Negli ultimi anni, in effetti, il reddito di cittadinanza è cresciuto di pari passo con la povertà assoluta e con il disagio economico, al punto che oggi il sussidio costa allo Stato il 67% in più di quando è nato, nel 2019. In tre anni l’esborso è passato da 433 a 722 milioni di euro al mese, mentre le famiglie beneficiarie di almeno una mensilità sono lievitate da poco più di un milione a un milione e 674mila.

Questi numeri spiegano per quale ragione quest’anno è stato necessario rifinanziare la misura tre volte, aggiungendo 1,4 miliardi ai 7,2 del costo base. I primi 196 milioni erano stati stanziati dal governo Conte 2 subito prima di cadere, mentre l’esecutivo Draghi ha aggiunto un miliardo con il decreto Sostegni di marzo e altri 200 milioni con il provvedimento della settimana scorsa. Ma questi soldi servono solo ad arrivare alla fine del 2021: per il prossimo anno ne occorrono almeno altri 800, se non si vuole tagliare l’assegno mensile alle famiglie che lo incassano.

La vera battaglia sul reddito di cittadinanza, quindi, deve ancora iniziare: si combatterà al tavolo della legge di bilancio, in cui finiranno non solo i soldi per finanziare la misura nel 2022, ma anche i correttivi per farla funzionare meglio. E sarà proprio questa la mediazione più complessa, perché Draghi ha in mente una riforma profonda del reddito, per raggiungere un compromesso tra la furia del centrodestra, che chiede l’abolizione tout-court del sussidio, e l’indulgenza di M5S e Pd, che vorrebbero intervenire solo sul lato più debole della misura, quello delle politiche attive per il lavoro. 

Dati Inps alla mano, non c’è dubbio che il reddito di cittadinanza abbia fallito come strumento per aumentare l’occupazione. La rifondazione dei centri per l’impiego è quindi fondamentale, ma si tratta di un’impresa colossale - vagheggiata da più legislature - e comunque insufficiente a risolvere tutti i problemi che affliggono la misura bandiera dei 5 Stelle.

L’altro grande obiettivo è ridurre il numero di persone che ricevono l’assegno abusivamente perché lavorano in nero.
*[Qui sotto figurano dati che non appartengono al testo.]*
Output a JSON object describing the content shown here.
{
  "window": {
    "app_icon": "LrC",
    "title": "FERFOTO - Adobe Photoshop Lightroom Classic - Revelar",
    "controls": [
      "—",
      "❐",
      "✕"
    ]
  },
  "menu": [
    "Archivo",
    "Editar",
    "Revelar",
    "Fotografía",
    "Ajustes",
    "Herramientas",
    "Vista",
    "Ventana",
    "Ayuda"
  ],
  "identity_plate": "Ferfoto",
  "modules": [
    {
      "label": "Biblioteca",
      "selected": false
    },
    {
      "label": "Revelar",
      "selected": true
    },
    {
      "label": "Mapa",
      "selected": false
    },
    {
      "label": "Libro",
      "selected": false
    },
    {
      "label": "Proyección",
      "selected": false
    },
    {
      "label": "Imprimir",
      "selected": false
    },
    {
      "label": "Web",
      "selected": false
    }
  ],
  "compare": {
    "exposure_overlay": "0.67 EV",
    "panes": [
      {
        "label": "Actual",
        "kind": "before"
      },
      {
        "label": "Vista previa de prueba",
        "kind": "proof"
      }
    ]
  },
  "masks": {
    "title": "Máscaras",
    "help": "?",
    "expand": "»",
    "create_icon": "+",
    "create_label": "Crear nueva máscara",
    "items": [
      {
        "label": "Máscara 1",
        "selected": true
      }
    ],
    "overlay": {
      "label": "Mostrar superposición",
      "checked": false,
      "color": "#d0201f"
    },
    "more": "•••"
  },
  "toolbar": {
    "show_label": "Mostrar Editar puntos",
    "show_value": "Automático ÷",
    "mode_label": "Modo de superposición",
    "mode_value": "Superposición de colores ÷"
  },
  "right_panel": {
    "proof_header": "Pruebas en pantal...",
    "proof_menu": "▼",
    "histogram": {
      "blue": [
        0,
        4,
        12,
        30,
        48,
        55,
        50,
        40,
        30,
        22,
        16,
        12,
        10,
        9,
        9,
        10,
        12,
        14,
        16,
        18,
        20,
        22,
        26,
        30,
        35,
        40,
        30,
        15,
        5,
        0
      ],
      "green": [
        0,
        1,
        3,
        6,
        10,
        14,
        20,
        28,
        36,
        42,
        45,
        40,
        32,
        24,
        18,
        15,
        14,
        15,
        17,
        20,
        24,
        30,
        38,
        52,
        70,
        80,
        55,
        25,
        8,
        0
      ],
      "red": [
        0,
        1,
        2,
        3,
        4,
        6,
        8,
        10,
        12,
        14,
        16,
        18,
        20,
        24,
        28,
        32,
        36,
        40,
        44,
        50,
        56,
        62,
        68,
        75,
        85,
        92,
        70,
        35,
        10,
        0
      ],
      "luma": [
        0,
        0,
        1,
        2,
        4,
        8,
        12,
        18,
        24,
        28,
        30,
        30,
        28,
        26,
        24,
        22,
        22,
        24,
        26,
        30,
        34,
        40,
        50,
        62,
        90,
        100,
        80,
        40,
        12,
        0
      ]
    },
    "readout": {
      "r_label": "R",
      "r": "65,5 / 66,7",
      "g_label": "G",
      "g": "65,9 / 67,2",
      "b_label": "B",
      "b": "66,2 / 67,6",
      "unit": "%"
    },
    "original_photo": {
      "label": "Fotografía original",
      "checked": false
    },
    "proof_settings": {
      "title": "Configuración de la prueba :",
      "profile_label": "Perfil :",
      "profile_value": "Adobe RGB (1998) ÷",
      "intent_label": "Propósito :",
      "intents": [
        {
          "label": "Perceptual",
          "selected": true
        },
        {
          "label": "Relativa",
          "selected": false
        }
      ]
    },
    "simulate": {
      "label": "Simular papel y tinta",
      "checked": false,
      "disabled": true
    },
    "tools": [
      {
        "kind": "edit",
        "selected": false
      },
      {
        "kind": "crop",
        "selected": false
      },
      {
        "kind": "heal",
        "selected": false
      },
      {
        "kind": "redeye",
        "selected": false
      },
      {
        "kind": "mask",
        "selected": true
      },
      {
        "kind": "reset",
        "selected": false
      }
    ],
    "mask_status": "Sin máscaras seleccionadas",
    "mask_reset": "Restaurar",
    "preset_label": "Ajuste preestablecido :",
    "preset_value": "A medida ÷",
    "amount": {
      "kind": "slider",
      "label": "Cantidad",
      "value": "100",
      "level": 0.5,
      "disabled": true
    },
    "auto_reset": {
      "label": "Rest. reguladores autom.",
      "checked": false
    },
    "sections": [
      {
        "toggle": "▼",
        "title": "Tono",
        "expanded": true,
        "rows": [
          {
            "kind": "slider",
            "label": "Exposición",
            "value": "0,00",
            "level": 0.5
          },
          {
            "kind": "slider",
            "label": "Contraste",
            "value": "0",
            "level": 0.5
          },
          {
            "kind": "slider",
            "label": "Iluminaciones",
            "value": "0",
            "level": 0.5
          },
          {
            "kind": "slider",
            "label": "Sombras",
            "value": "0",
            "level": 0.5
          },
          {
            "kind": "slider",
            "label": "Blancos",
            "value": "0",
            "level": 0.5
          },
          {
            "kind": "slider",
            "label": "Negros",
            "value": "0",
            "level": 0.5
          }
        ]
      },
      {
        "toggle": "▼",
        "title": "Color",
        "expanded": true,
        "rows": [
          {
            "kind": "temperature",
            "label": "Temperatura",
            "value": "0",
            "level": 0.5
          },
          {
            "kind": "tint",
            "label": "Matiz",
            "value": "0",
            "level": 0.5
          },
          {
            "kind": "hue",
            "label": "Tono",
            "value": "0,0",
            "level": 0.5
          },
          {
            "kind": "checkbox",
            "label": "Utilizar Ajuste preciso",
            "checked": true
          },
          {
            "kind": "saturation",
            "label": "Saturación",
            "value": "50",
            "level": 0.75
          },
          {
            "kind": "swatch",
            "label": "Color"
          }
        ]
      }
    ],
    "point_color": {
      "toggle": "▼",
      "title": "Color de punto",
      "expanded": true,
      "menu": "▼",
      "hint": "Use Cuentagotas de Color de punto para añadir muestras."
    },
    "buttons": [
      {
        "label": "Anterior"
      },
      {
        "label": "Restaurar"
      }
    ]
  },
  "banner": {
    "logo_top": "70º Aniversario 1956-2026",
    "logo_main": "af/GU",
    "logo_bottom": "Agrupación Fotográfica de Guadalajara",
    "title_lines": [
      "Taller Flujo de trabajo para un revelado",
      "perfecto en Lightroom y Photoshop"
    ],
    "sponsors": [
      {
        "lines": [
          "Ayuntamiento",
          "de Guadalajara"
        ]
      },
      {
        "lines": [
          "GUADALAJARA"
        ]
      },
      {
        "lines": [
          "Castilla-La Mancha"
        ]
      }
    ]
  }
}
Si punta quindi a migliorare i controlli, che oggi avvengono ex post, a campione, e sono affidati completamente all’Inps.

C’è poi l’idea d’introdurre una forma di “décalage”, ossia di far scendere l’importo dell’assegno dopo un determinato lasso di tempo, in modo da incentivare le persone ad accettare anche quei lavori che oggi rifiutano.

Ma bisogna anche tenere conto di alcune difficoltà su cui non si ragiona nei dibattiti politici. Secondo il Rapporto annuale dell’Inps, ad esempio, “due terzi dei percettori del reddito non sono occupabili”: su 3 milioni di persone, infatti, 153mila sono pensionati, 1 milione e 350 mila sono minorenni e 450mila disabili. La Caritas aggiunge che, come titolo di studio, il 72% ha al massimo la terza media.

Purtroppo, questi argomenti passeranno come sempre in secondo piano di fronte alle esigenze dei partiti. Da una parte c’è la Lega, che – sconfitta su Quota 100, sul green pass e alle amministrative – ha bisogno di un nuovo diversivo da agitare sotto il naso degli elettori. Dall’altra il Movimento 5 Stelle, che è a un passo dall’andare in pezzi e non può permettersi cedimenti di sostanza sulla sua misura-simbolo. La spaccatura è talmente profonda che gli equilibri della maggioranza rischiano di vacillare. Ma, per fortuna di Draghi, al momento leghisti e pentastellati sono troppo deboli per fare minacce credibili.